Sizin hayırlı olsun ziyaretleriniz yüzünden iki aydan bu yana tek icraat, “Başkan Güngör, ihtiyaç sahibi iki engelli vatandaşa iki adet tekerlekli sandalye hediye etti.” haberi düştü elektronik posta kutumuza…

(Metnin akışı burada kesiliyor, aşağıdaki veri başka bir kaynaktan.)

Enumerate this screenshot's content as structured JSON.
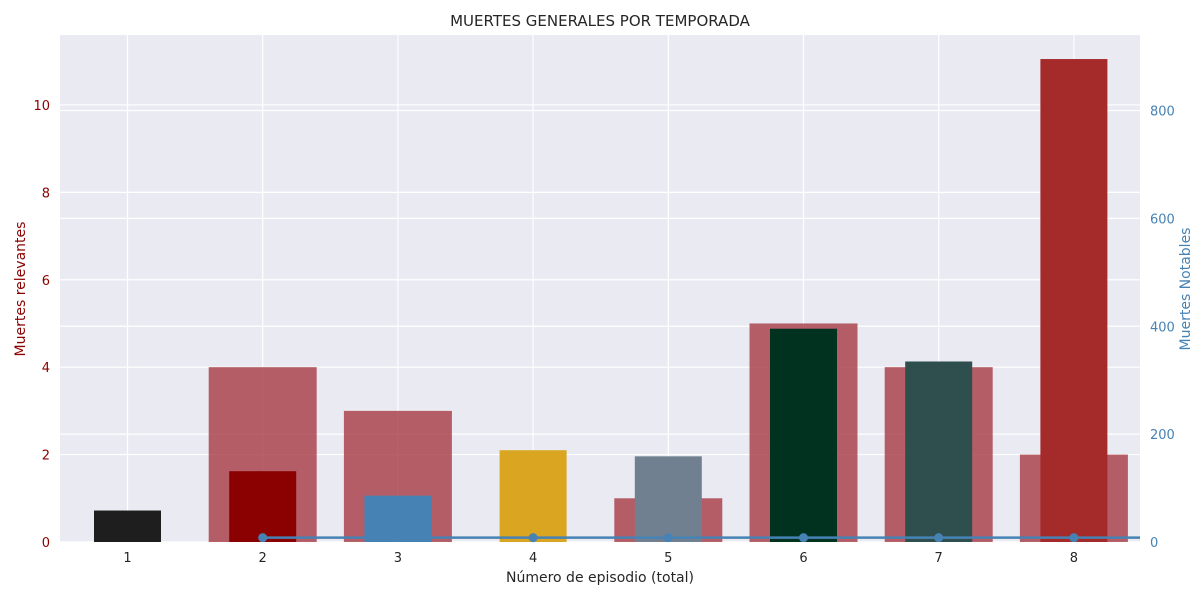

İki ayda iki tekerlekli sandalye, iyi başlangıç valla yine de bu ziyaretçi akınına göre…
YATACAK YERİ ÇOK:
AKSU TV AİLESİNİN
KANSER hastası kadın bir hemşehrimiz için “Elif annesiz kalmasın” diye bir kampanya başlatıp büyük çoğunluğu yurt dışında yaşayan Maraşlı hemşehrilerimizden oluşan insanlardan, 120 bin liralık ilacın şu anda 70 bin lirasını toplayan AKSU TV Genel Müdürü Cüneyt Beyit, Genel Müdür Yardımcısı Erol Öner ve TV’nin sevilen yüzü Murat Eğridağ ile tüm AKSU TV ailesinin…
YATACAK YERİ YOK:
120 BİNLİK BU İŞADAMLARININ
AKSU TV öncülüğünde “Elif annesiz kalmasın” adı altında 120 bin liralık ilacı alabilmek için başlatılan kampanyaya çoğunluğu yurt dışındaki isimsiz kahramanlardan destek gelirken Kahramanmaraş’ın “Türkiye’de ilk 500’e girdik” diye övünen bültenler yayınlayan o anlı şanlı işadamlarımızın hiç birinin adının olmaması, onları yatacak yeri yok köşesine taşımaya yetmez mi?